Sadly, this would be terribly slow even with help from the GPU in many instances.
Instead, we can use virtual or fake vertices at a fixed distance from each bone. This is both intuitive and easy to achieve: for every object space bone transform we simply apply the transform to a local vertex position. For example, a vertex in local space of a bone at a fixed offset of 10cm will end up in object space with the object space bone transform applied. This step is done with both the source animation and the compressed animation so we can compare the distance between the two transformed vertices to measure error.
For this to work we need to use two virtual vertices per bone and they must be orthogonal to each other. Otherwise, if our single vertex happens to be co-linear with the bone’s rotation axis, the error could end up being less visible or entirely invisible. For this reason, two vertices are used with the maximum error delta. In practice, we would use something like vec3(0, 0, distance)
and vec3(0, distance, 0)
.
This properly takes into account all three bone tracks and it approximately takes into account the fact that the visual mesh is always some distance away from the skeleton.
Which virtual distance you use is important. A virtual distance much smaller than the distance of real vertices the error might end up being visible since error increases with distance for rotation and scale. If the distance is much larger we might end up retaining more accuracy than we otherwise need.
For most character bones a distance in the range of 2-10cm makes sense. Special bones like the root and camera might require higher accuracy and as such should probably use a distance closer to 1-10m.
Large animated objects also occasionally benefit from vertex to bone distances of 1-10m and either need extra bones added to reduce maximum distance, or the virtual distance needs to be adjusted correspondingly.
It’s also worth mentioning that we could probably extract the furthest skinned vertex per bone from the visual mesh and use that instead but keep in mind some bones might not have skinned vertices such as the root and camera bones.
Conclusion
Accuracy is modified using a single intuitive number, the virtual vertex distance and is measured with a single value, object space distance.
Both Unity and Unreal measure accuracy in ways that are sub-optimal and fail to take into account all three properties outlined above.
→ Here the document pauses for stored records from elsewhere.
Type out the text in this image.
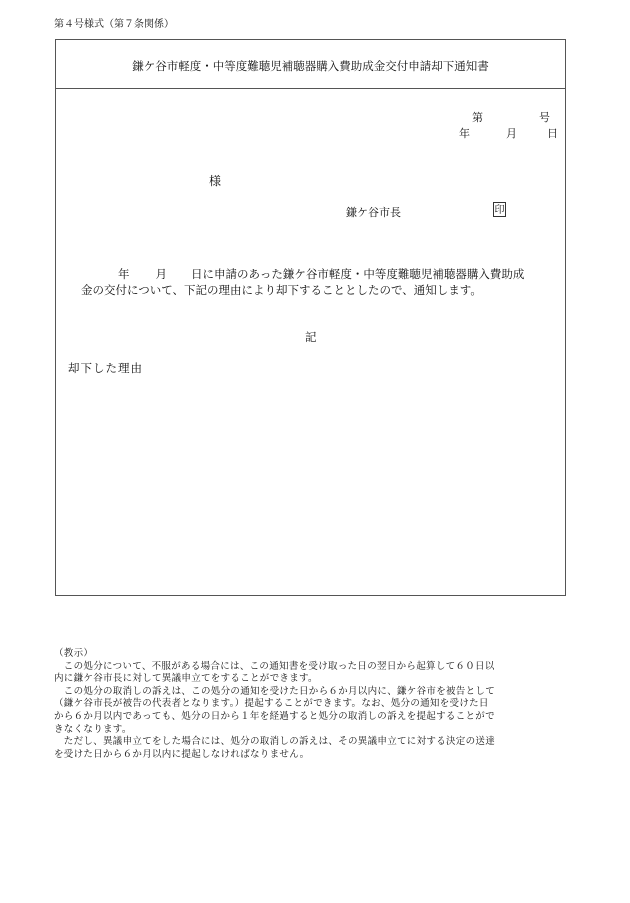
第４号様式（第７条関係）
鎌ケ谷市軽度・中等度難聴児補聴器購入費助成金交付申請却下通知書
第	号
年	月	日
様
鎌ケ谷市長	印
年 月 日に申請のあった鎌ケ谷市軽度・中等度難聴児補聴器購入費助成
金の交付について、下記の理由により却下することとしたので、通知します。
記
却下した理由

（教示）

　この処分について、不服がある場合には、この通知書を受け取った日の翌日から起算して６０日以

内に鎌ケ谷市長に対して異議申立てをすることができます。

　この処分の取消しの訴えは、この処分の通知を受けた日から６か月以内に、鎌ケ谷市を被告として

（鎌ケ谷市長が被告の代表者となります。）提起することができます。なお、処分の通知を受けた日

から６か月以内であっても、処分の日から１年を経過すると処分の取消しの訴えを提起することがで

きなくなります。

　ただし、異議申立てをした場合には、処分の取消しの訴えは、その異議申立てに対する決定の送達

を受けた日から６か月以内に提起しなければなりません。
From what I have seen their techniques are also representative of a lot of game engines out there. Future posts will explore the solutions those game engines provide.
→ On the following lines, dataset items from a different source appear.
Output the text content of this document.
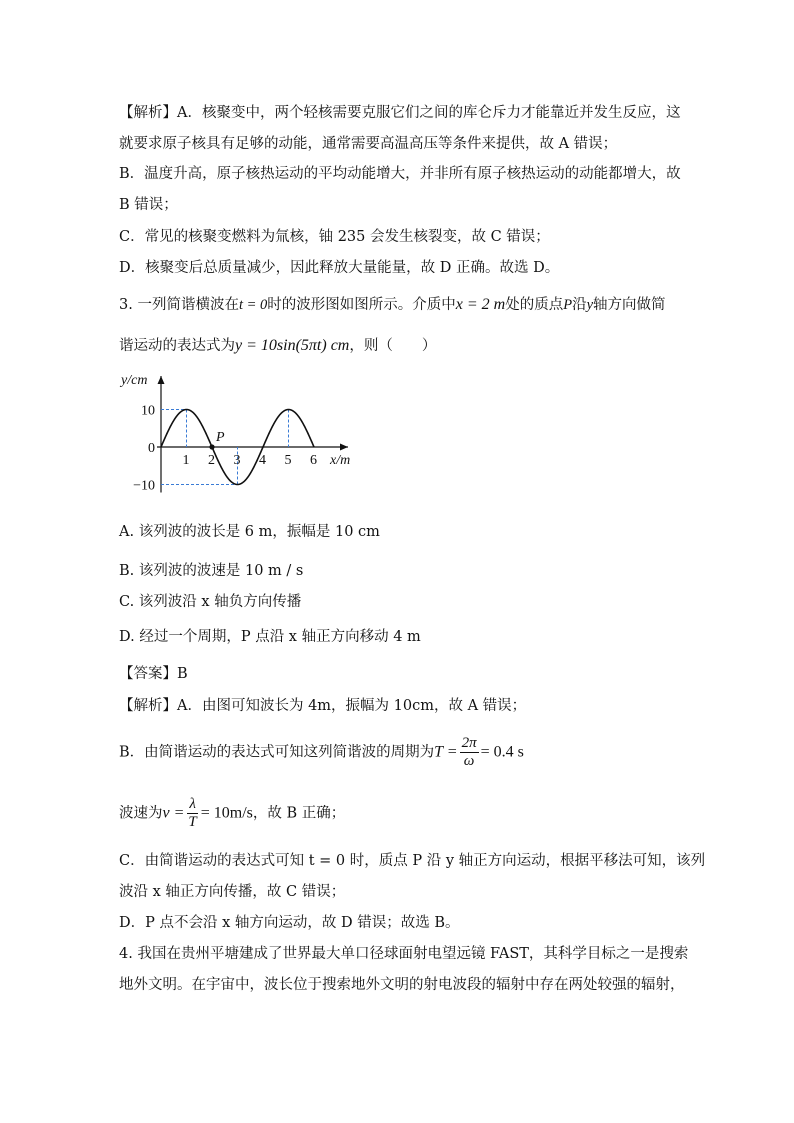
【解析】A．核聚变中，两个轻核需要克服它们之间的库仑斥力才能靠近并发生反应，这
就要求原子核具有足够的动能，通常需要高温高压等条件来提供，故 A 错误；
B．温度升高，原子核热运动的平均动能增大，并非所有原子核热运动的动能都增大，故
B 错误；
C．常见的核聚变燃料为氚核，铀 235 会发生核裂变，故 C 错误；
D．核聚变后总质量减少，因此释放大量能量，故 D 正确。故选 D。
3. 一列简谐横波在t = 0时的波形图如图所示。介质中x = 2 m处的质点P沿y轴方向做简
谐运动的表达式为y = 10sin(5πt) cm，则（　　）
P
1 2 3 4 5 6
10
0
−10
y/cm
x/m
A. 该列波的波长是 6 m，振幅是 10 cm
B. 该列波的波速是 10 m / s
C. 该列波沿 x 轴负方向传播
D. 经过一个周期，P 点沿 x 轴正方向移动 4 m
【答案】B
【解析】A．由图可知波长为 4m，振幅为 10cm，故 A 错误；
B．由简谐运动的表达式可知这列简谐波的周期为$T = \frac{2\pi}{\omega} = 0.4$ s
波速为$v = \frac{\lambda}{T} = 10m/s$，故 B 正确；
C．由简谐运动的表达式可知 t = 0 时，质点 P 沿 y 轴正方向运动，根据平移法可知，该列
波沿 x 轴正方向传播，故 C 错误；
D．P 点不会沿 x 轴方向运动，故 D 错误；故选 B。
4. 我国在贵州平塘建成了世界最大单口径球面射电望远镜 FAST，其科学目标之一是搜索
地外文明。在宇宙中，波长位于搜索地外文明的射电波段的辐射中存在两处较强的辐射，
A number of compression algorithms use the error metric function to attempt to converge on a solution like linear key reduction, for example. If metrics are imprecise or poorly represent true error it is very likely that will be reflected in the end result. Many linear key reduction algorithms use a local space error metric which sometimes leads to important keys being removed from distant children of the point of error. For example, a pelvis key being removed can translate into a large error at the fingertip. The typical way to combat this side-effect is to use overly conservative error thresholds but this translates directly in the memory footprint increasing.